We are looking for the rows (resp. columns) whose distribution is the most different from the population's. The ones which look the most or the less alike. Each group of rows (resp. columns) is characterized by the columns (resp. rows) to which it is too much or to little associated.
CA
[edit | edit source]We are going to use the first three columns (corresponding to the answers to the second question) as active variables and the four last ones (corresponding to the third question) as supplementary variables.
- Active rows and columns only
To see the scatterplots of rows and columns separately, type:
res.ca.rows = CA(women_work[,1:3], invisible="col") res.ca.col = CA(women_work[,1:3], invisible="row")
#women_work: the data set used #invisible: elements we do not want to be plotted
On the scatterplot of the columns, we can see that the first axis opposes "Stay at home" and "Full-time work", which means it opposes two women's profiles.
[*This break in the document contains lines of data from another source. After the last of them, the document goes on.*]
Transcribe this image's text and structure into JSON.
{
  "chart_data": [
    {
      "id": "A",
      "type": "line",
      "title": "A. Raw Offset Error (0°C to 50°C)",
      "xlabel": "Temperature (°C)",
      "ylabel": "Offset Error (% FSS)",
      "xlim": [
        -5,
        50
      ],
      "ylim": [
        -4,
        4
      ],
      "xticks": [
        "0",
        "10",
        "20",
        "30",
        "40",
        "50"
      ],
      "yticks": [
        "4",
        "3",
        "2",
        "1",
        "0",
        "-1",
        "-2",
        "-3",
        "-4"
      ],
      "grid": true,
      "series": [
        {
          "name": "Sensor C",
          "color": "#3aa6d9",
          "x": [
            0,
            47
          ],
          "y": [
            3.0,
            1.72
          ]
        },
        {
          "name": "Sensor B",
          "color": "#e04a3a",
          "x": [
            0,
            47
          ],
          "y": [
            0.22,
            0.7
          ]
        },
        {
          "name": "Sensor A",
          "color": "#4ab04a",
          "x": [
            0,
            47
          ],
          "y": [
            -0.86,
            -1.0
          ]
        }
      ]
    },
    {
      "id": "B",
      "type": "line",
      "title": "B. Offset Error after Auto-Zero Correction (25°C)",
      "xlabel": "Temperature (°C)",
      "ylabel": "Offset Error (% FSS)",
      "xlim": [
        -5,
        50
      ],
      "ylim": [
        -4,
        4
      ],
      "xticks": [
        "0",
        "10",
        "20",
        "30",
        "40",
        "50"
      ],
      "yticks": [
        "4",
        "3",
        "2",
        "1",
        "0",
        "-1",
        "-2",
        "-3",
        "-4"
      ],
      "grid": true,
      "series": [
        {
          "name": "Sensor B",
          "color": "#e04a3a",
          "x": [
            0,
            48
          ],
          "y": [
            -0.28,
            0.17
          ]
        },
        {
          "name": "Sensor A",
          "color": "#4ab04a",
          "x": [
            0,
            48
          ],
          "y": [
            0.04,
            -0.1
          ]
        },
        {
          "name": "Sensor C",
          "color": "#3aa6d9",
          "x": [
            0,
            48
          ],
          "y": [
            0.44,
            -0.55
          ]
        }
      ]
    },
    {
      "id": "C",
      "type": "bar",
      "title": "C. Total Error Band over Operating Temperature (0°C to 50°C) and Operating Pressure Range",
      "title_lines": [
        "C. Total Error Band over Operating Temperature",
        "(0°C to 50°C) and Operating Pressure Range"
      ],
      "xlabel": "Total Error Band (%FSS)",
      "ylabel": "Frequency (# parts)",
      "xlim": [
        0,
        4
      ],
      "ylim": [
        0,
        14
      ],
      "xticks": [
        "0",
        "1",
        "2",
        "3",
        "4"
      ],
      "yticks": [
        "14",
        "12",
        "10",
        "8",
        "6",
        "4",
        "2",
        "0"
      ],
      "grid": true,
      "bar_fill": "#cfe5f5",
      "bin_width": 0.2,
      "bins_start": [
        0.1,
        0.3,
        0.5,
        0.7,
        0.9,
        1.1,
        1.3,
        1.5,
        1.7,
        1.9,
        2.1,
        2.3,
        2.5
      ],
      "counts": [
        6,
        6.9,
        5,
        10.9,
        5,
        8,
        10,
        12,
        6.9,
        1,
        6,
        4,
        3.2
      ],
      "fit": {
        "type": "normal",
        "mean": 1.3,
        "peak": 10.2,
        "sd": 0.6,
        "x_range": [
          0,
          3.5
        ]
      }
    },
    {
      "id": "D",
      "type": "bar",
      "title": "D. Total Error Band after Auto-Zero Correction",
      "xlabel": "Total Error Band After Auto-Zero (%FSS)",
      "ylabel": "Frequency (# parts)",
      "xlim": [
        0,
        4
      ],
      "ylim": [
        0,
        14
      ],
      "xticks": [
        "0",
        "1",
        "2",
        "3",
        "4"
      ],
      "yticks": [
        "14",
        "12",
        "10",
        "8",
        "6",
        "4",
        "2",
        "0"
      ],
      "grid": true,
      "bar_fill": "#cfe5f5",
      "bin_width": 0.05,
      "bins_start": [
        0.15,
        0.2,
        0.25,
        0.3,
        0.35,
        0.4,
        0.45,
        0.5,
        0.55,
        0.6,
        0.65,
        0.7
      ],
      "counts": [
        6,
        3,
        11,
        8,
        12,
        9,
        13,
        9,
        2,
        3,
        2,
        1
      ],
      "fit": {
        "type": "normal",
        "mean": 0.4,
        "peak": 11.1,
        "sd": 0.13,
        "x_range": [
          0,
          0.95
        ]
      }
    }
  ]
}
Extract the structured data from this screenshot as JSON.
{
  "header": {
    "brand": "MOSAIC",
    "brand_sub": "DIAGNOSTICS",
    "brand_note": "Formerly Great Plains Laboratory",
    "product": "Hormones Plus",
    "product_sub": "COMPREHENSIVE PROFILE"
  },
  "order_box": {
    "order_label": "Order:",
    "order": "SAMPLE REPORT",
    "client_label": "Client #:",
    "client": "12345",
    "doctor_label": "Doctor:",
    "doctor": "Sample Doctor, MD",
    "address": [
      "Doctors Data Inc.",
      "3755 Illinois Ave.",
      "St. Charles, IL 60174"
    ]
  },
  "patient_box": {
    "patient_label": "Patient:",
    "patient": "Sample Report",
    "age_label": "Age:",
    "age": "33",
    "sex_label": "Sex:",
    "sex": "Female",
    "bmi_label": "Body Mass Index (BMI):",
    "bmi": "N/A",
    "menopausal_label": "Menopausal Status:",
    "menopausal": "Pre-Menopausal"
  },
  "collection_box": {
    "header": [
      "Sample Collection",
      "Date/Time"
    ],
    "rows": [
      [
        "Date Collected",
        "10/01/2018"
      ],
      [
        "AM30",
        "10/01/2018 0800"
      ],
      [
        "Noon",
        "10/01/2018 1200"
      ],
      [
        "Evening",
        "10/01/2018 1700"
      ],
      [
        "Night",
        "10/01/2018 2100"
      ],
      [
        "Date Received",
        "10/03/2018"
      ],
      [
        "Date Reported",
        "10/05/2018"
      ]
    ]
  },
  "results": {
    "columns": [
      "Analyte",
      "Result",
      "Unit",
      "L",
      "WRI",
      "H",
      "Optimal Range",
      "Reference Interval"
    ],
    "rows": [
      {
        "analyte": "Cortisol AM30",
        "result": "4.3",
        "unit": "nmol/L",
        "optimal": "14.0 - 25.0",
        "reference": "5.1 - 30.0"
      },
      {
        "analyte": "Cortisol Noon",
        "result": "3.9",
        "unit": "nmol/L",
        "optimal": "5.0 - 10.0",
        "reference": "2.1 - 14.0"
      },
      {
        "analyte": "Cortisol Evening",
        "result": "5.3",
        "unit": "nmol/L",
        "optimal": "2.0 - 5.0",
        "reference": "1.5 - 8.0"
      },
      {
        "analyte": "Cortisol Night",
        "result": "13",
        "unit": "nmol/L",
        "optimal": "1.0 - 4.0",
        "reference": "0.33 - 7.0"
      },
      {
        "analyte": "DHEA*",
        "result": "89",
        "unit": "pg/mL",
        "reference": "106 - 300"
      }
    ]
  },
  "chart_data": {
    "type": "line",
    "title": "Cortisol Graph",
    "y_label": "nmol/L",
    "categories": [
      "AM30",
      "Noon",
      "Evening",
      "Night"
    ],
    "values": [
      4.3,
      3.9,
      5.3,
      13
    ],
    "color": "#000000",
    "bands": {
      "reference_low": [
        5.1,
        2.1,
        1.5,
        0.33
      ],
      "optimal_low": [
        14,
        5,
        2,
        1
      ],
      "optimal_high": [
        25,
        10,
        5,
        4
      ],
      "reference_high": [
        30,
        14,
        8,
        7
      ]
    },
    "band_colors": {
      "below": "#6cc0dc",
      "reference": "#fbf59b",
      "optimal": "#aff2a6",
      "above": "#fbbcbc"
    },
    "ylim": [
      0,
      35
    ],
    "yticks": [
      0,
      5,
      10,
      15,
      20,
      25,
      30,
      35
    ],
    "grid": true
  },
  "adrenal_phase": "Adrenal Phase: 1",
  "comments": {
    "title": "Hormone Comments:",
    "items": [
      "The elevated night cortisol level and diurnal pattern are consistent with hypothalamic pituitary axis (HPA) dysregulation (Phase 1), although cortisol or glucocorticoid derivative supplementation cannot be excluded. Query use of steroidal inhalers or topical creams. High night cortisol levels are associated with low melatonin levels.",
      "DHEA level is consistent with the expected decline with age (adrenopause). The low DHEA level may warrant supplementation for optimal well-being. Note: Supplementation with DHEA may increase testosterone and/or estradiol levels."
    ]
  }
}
Women who answered "Stay at home" answered "Only husband works" more often than the population and "Both husband and wife work" less often than the population. In the same way, women who answered "Full-time work" answered "Only husband works" less often than the population and "Both husband and wife work" more often than the population. The first axis orders the categories of the second question from the less to the most in favour of women's work.
We can make the same interpretation for the first axis of the row's scatterplot. The categories are sorted from the less ("Only husband works") to the most ("Both husband and wife work") in favour of women's work.
To have the representation of both rows and columns, type:
res.ca = CA(women_work[,1:3]) #women_work: the data set used
"Stay at home" is much associated with "Only husband works" and little associated to the two other categories.
"Both husband and wife work" is associated with "Full-time work" and opposed to "Stay at home".
- Addition of supplementary columns
We now add the columns corresponding to the third question as supplementary variables. Type:
res.ca = CA(women_work, col.sup=4:ncol(women_work)) #women_work: the data set used #col.sup: vector of the indexes of the supplementary columns
"Totally agree" and "Quite agree" for "Women who do not work feel cut off from the world" are close to categories in favour of women's work. "Quite disagree" and "Totally "disagree" are close to categories opposed to women's work.